Tüm kış boyunca,yoğun çalışacağız.Stüdyoya benim için ayrı bir masa koyacak.Buna da çok sevindim.Beni böylesine düşünmesi,ne güzel?İlk kez birisiyle ortak çalışacağım.Sadece takılarda değil.Benim şiirlerim ve onun resimleri de poster biçiminde birleşecek.İstediği şiirleri ve yazıları göndermiştim.
Evet,tüm kış boyunca,ikimiz de hem birlikte,hem de ayrı ayrı,çok yoğun çalışacağız.Anar ve eşi bir cafe’nin işletimini alıyorlar.Ben de,denemelerimi kitap haline getireceğim inşallah.Şarkı sözü yazmak için kapıları zorlamak ta,yapacağım işlerden biri.
Çok enerjiye-güce-sabra-yaratıcılığa ve kesinlikle sağlıklı kalmaya ihtiyacımız var.Benim dernek,belediye gibi işlerim de olacak.
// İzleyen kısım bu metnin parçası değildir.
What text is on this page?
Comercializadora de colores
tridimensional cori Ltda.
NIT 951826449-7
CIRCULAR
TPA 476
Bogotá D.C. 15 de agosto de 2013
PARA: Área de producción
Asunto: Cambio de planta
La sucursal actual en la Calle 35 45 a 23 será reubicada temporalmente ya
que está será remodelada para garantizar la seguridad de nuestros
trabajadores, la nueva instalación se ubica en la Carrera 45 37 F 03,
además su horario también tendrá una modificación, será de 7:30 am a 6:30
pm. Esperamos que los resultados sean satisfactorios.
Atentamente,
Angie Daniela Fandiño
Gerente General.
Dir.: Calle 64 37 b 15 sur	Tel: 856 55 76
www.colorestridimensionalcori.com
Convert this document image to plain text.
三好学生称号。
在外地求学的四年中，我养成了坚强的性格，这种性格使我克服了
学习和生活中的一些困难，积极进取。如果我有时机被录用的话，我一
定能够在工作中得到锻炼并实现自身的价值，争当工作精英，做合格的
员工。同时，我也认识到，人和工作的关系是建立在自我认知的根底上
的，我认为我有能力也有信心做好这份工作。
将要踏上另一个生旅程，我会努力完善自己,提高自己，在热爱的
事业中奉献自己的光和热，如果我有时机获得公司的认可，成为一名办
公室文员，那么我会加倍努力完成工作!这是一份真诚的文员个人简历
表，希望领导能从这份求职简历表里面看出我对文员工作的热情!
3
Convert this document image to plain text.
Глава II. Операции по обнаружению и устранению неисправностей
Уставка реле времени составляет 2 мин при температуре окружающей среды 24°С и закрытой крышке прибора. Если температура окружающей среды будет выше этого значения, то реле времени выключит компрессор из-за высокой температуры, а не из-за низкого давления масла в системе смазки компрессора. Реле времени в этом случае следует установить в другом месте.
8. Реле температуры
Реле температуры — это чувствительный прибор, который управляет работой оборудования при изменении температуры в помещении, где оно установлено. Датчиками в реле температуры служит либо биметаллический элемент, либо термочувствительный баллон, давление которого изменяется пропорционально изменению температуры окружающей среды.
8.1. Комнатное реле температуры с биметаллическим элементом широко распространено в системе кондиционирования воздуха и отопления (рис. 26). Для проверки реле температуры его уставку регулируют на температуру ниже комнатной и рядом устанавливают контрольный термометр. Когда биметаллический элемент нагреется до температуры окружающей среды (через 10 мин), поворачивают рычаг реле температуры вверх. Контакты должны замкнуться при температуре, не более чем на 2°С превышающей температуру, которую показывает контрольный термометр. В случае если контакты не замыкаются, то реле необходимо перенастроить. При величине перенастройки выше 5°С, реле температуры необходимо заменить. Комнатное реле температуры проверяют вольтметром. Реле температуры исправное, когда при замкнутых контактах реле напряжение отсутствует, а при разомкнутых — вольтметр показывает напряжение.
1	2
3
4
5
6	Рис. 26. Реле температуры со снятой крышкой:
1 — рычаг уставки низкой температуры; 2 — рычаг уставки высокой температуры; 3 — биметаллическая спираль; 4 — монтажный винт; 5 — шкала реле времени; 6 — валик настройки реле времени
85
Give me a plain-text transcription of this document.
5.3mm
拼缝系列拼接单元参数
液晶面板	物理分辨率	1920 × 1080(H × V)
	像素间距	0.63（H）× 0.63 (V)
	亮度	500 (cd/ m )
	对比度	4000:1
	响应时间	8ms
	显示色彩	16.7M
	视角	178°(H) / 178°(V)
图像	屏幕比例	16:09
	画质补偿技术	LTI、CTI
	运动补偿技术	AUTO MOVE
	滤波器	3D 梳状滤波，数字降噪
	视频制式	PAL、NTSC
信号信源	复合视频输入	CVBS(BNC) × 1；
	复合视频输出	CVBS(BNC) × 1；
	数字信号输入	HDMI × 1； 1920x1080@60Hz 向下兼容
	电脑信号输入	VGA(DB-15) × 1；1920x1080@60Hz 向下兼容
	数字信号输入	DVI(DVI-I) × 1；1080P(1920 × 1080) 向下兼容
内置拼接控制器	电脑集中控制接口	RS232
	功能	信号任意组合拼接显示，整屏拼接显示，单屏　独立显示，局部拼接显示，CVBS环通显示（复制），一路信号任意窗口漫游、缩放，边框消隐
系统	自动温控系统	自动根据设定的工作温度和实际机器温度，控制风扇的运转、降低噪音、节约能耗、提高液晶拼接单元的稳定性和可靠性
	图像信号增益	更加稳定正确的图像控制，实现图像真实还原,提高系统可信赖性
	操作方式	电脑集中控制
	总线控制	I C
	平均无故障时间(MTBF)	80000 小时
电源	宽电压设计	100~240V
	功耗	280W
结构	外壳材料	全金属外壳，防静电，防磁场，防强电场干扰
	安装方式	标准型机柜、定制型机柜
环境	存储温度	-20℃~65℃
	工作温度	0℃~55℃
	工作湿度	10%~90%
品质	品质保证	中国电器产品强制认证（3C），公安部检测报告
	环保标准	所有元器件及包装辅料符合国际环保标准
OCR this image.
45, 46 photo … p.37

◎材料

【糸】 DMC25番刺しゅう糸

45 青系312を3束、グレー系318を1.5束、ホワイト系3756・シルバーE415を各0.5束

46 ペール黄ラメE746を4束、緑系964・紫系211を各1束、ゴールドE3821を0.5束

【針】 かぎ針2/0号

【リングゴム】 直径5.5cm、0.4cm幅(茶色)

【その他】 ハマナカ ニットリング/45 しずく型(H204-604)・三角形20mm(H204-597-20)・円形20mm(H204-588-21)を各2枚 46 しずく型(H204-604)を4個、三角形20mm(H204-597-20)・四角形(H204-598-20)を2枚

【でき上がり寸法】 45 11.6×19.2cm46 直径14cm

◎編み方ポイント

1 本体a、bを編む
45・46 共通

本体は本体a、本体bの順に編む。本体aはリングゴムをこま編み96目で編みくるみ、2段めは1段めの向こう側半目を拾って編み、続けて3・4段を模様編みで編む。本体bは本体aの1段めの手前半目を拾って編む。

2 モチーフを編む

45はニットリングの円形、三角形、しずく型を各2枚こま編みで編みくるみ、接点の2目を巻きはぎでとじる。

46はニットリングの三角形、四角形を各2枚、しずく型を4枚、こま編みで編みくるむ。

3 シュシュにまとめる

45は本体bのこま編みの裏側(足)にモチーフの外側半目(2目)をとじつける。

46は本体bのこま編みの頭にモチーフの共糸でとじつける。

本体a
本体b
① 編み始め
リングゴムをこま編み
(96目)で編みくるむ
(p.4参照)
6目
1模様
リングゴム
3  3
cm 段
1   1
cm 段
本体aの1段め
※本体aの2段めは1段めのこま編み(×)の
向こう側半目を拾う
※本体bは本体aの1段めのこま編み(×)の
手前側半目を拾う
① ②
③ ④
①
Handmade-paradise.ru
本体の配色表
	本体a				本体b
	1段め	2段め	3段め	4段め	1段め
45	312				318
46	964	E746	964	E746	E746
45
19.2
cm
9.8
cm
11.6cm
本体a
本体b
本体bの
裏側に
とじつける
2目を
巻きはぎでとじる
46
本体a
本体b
Anar’la o gün söyleşerek,güzel paylaşımlarda bulunduk.Eve dönme zamanım gelince:” İstersen taksiye binelim,yağmur yağıyor.” Dedim.” FARK ETMEZ.BEN ISLANMAYI SEVİYORUM.”Yanıtını verince.” O ZAMAN BEN DE ISLANAYIM.” Sözleri döküldü dudaklarımdan.
Yazın konuşmamızı anımsattım.Çıktığımızda,az-az yağıyordu yağmur.Hatta durdu bir ara.Ben çok mutluydum.Yağmuru yaşıyordum doya-doya.Evimle, stüdyo arası epey bir yoldu.
Fena gök gürlüyor,şimşekler çakıyordu.Korkmayı bile unuttum kahkaha atmaktan.Koşuyorduk yollarda.Eve yüz metre filan kalınca,öyle bir hızlandı ki yağmur.Tam Anar’ın dediği gibi,EŞŞEK GİBİ ıslanmıştık.İstesek bu kadar olmazdı.Ben yine gülüyordum.Çünkü her şeyiyle,iliklerime dek yaşıyordum yağmuru.Sonra ikimiz de biraz hastalansak ta,harikaydı bu deneyim.Sonsuz teşekkürler sevgili dost.Biliyorum,çok yoruldun.
Nilgün ACAR 3. 11. 2009 ALANYA
YORUMLAR
Henüz yorum yapılmamış.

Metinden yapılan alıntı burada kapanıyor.